Editor: That’s a fascinating distinction. So, is it fair to say that societal perceptions and expectations contribute to how women experience and express their sexual desires?
Nayara: Yes, exactly! Society often normalizes the silence around women’s sexual satisfaction and curiosity. Many women might feel discouraged from exploring their desires due to fear of judgment or stereotypes. This leads to a lack of communication about their needs and experiences in sexual relationships. We need to break these preconceived ideas to foster a healthier dialog.
Editor: You mentioned that only 30% of your followers feel completely satisfied with their sex lives. What do you think are the main barriers contributing to this dissatisfaction?
Nayara: The barriers are multifaceted. Many women report feeling a sense of laziness or prioritize other activities over sex, even though they enjoy it once they engage. This inconsistency often leads to statements like, “Why don’t I do this more?” They may also worry about how they are viewed by their partners or society at large, which can diminish their willingness to explore new experiences.
Editor: It sounds like there’s a psychological component at play here as well. How can women begin to reclaim their sexual satisfaction and desire?

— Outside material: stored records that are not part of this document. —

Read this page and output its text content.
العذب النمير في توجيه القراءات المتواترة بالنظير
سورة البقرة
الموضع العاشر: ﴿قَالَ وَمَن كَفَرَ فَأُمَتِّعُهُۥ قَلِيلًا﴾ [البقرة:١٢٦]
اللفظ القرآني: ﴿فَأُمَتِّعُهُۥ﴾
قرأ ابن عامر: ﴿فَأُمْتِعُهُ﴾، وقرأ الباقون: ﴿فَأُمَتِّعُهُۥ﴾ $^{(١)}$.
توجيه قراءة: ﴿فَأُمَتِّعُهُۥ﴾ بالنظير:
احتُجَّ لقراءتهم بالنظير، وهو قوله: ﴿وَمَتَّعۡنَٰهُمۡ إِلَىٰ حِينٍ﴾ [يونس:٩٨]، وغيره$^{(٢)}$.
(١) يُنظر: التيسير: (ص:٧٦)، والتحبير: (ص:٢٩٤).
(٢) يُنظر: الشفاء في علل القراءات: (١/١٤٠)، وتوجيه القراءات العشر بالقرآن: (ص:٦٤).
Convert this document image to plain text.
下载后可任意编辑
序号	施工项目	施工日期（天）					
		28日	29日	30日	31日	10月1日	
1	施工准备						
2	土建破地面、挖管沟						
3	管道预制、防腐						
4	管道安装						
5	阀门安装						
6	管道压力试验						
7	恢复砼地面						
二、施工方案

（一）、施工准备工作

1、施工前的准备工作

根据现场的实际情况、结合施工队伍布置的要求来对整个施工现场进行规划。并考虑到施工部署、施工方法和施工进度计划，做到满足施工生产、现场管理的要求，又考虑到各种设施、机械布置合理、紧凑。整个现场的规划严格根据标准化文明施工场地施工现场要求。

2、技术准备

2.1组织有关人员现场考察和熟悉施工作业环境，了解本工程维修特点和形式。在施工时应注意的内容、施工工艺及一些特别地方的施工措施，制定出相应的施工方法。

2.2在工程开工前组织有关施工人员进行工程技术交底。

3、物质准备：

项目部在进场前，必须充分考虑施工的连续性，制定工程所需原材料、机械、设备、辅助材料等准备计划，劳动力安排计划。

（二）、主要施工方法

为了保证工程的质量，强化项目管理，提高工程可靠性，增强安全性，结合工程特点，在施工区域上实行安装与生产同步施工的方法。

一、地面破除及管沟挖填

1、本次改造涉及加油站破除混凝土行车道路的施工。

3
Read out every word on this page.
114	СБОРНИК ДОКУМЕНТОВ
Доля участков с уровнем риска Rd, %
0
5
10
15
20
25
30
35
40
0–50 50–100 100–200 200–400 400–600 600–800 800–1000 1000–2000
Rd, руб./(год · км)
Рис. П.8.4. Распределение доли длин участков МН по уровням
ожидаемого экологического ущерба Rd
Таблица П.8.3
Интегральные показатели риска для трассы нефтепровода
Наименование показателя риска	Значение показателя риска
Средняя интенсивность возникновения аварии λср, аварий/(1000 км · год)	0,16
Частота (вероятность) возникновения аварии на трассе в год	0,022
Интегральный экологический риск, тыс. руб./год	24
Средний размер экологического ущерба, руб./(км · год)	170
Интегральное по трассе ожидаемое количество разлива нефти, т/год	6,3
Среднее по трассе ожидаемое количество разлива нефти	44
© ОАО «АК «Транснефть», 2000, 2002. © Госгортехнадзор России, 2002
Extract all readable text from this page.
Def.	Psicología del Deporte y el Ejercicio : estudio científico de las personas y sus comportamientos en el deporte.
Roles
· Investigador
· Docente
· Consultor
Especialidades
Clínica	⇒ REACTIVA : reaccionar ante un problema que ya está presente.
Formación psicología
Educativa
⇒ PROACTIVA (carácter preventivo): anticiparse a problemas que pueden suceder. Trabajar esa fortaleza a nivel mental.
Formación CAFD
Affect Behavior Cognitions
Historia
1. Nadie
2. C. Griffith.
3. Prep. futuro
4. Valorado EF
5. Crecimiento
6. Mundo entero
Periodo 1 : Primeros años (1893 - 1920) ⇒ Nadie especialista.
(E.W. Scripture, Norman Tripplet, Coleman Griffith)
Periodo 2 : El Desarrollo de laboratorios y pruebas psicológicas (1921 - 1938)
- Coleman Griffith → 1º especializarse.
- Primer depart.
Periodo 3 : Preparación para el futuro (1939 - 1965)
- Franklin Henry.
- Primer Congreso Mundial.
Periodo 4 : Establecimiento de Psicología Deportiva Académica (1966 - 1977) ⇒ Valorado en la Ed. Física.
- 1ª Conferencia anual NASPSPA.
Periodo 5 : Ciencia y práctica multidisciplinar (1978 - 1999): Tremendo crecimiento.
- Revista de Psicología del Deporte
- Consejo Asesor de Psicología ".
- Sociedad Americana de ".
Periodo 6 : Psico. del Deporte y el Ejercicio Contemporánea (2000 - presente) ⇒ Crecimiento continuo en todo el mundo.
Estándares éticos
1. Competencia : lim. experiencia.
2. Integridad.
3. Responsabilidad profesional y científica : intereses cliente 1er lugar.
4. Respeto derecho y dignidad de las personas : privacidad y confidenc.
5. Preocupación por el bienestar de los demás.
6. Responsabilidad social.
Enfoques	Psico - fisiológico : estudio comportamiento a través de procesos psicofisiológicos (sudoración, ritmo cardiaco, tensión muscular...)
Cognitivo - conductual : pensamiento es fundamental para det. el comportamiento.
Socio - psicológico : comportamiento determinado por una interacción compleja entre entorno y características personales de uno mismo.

Nayara: The first step is to open up the conversation about sexual health and pleasure. Women should feel empowered to seek help when needed and explore their desires without shame. Encouraging a supportive environment where they can share their thoughts and experiences is crucial. Self-exploration and understanding one’s own desires can also lead to greater satisfaction.
Editor: That’s incredibly insightful, Nayara. As we close, what message do you want to leave our readers regarding the pursuit of sexual equality and satisfaction?
Nayara: It’s time to recognise and embrace the uniqueness of female sexual desire. Women should break free from societal expectations and focus on their own pleasure and satisfaction. By encouraging open conversations and seeking fulfillment, we can create a more equitable understanding of sexuality. Remember, desire is not diminished; it’s simply different.
Editor: Thank you so much for your insights today, Nayara. It’s vital that we continue to address these topics for a more inclusive understanding of sexuality.
Nayara: Thank you, Marieta! It’s been a pleasure to discuss such an important subject. Let’s keep the conversation going.